Abasto Obrero en Caracas: ¿Solución real o control disfrazado?
Nuevo Abasto Obrero en Metro de Caracas: ¿Verdadera ayuda o fachada política?
Este 9 de febrero se inauguró el Abasto Obrero «Hugo Chávez» en la estación Propatria, un local que promete descuentos de hasta 15% en alimentos para los trabajadores del Metro.
Desde la tarima política, la presidenta encargada Delcy Rodríguez y el ministro Aníbal Coronado aseguran que el establecimiento es moderno y ofrece precios inferiores al mercado habitual. Además, recalcan un supuesto 98% de producción nacional en los productos disponibles, apoyados por el Ministerio de Comercio y el Banco Bicentenario de los Trabajadores.
¿Qué implica esta inauguración para los venezolanos?
- Se presenta como un mecanismo para paliar la crisis económica que afecta el poder adquisitivo de la clase trabajadora.
- Se enmarca dentro de una estrategia política para controlar la distribución y consumo, bajo la sombra de una «soberanía alimentaria» que aún no se traduce en oferta real para la mayoría.

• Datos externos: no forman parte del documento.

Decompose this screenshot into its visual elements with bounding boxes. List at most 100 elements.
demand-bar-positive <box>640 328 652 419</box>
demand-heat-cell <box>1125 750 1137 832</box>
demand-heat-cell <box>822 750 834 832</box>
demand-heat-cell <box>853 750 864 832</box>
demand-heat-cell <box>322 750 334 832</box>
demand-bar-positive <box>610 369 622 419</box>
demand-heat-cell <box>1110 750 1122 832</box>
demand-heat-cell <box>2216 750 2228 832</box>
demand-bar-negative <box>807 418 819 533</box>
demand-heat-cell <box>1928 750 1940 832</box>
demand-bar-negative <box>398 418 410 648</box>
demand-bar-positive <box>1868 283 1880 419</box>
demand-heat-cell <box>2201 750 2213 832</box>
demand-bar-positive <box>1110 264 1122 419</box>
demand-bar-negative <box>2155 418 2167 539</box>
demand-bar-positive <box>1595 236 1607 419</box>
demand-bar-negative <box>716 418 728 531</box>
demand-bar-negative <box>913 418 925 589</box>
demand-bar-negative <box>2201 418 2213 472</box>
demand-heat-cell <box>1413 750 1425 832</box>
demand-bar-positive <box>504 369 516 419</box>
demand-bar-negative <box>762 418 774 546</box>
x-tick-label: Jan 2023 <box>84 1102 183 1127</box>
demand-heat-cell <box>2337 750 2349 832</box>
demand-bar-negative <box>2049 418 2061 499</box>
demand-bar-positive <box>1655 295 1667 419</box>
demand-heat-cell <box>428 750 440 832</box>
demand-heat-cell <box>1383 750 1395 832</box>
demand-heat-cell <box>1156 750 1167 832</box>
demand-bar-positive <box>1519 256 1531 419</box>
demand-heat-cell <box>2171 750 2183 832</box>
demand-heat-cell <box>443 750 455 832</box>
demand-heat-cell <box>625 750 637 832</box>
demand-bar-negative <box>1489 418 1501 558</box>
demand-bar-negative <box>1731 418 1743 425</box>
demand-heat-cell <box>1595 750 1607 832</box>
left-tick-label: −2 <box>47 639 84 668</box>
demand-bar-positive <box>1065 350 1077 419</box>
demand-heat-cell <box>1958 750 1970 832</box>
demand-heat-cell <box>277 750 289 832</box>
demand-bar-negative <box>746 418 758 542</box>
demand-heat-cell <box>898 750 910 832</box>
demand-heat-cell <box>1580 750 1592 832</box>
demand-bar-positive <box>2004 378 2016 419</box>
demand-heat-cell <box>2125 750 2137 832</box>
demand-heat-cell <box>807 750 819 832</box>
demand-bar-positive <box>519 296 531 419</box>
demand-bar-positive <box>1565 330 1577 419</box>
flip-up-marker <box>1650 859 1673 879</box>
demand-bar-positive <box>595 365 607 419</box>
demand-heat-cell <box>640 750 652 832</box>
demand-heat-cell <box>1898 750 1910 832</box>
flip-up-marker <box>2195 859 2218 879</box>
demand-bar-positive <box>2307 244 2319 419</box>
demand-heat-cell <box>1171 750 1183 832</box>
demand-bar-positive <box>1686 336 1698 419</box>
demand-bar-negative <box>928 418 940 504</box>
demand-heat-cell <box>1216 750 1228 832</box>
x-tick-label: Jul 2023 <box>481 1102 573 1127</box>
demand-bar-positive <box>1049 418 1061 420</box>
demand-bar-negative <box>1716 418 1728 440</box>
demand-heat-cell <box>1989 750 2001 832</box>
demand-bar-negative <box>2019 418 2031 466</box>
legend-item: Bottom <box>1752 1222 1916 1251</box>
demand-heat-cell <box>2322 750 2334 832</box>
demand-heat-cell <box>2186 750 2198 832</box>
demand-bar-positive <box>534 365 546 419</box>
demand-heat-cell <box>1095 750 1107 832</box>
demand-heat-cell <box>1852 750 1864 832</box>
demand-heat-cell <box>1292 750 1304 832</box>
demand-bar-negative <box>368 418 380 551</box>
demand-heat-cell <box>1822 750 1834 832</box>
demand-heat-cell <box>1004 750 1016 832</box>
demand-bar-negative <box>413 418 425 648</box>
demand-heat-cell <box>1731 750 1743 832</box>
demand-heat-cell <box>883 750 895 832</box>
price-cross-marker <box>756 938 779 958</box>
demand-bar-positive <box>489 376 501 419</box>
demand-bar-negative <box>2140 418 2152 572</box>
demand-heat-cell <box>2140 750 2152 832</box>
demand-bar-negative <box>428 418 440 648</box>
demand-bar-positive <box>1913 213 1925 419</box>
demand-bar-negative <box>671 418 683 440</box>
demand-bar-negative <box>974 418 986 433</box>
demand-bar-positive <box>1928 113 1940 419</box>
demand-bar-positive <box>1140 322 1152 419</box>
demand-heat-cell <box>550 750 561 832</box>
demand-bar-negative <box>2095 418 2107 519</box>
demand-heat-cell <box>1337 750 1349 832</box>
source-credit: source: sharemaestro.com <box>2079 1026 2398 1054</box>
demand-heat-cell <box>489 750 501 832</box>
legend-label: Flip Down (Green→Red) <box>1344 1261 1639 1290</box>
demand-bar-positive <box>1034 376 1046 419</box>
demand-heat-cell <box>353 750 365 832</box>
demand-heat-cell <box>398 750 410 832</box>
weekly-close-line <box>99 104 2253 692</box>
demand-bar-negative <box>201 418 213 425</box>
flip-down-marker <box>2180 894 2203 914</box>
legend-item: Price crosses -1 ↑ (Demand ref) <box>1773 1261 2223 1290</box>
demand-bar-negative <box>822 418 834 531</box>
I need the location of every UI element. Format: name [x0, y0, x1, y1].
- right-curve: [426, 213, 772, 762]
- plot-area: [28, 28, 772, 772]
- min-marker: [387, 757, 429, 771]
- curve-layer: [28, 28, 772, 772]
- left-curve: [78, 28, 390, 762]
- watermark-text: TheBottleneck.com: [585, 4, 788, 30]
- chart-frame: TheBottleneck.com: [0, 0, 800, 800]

- El abasto está ligado a comunas y grupos ideológicos que forman parte de una agenda política dividida, lejos de ser una solución estructural.
Lo que no cuentan
Este tipo de iniciativas consolidan el papel del Estado como único actor en el abastecimiento, limitando la competencia y manteniendo la economía bajo control político. Mientras la especulación es condenada, se ignoran las causas profundas de la crisis productiva y el colapso institucional.
¿Qué esperar ahora?
El abasto podría convertirse en modelo replicable para otros sectores, aumentando la dependencia laboral de un sistema político que utiliza la alimentación como herramienta de control. La pregunta clave: ¿terminará beneficiando realmente a los trabajadores o seguirá siendo parte de una narrativa oficial que oculta la realidad económica?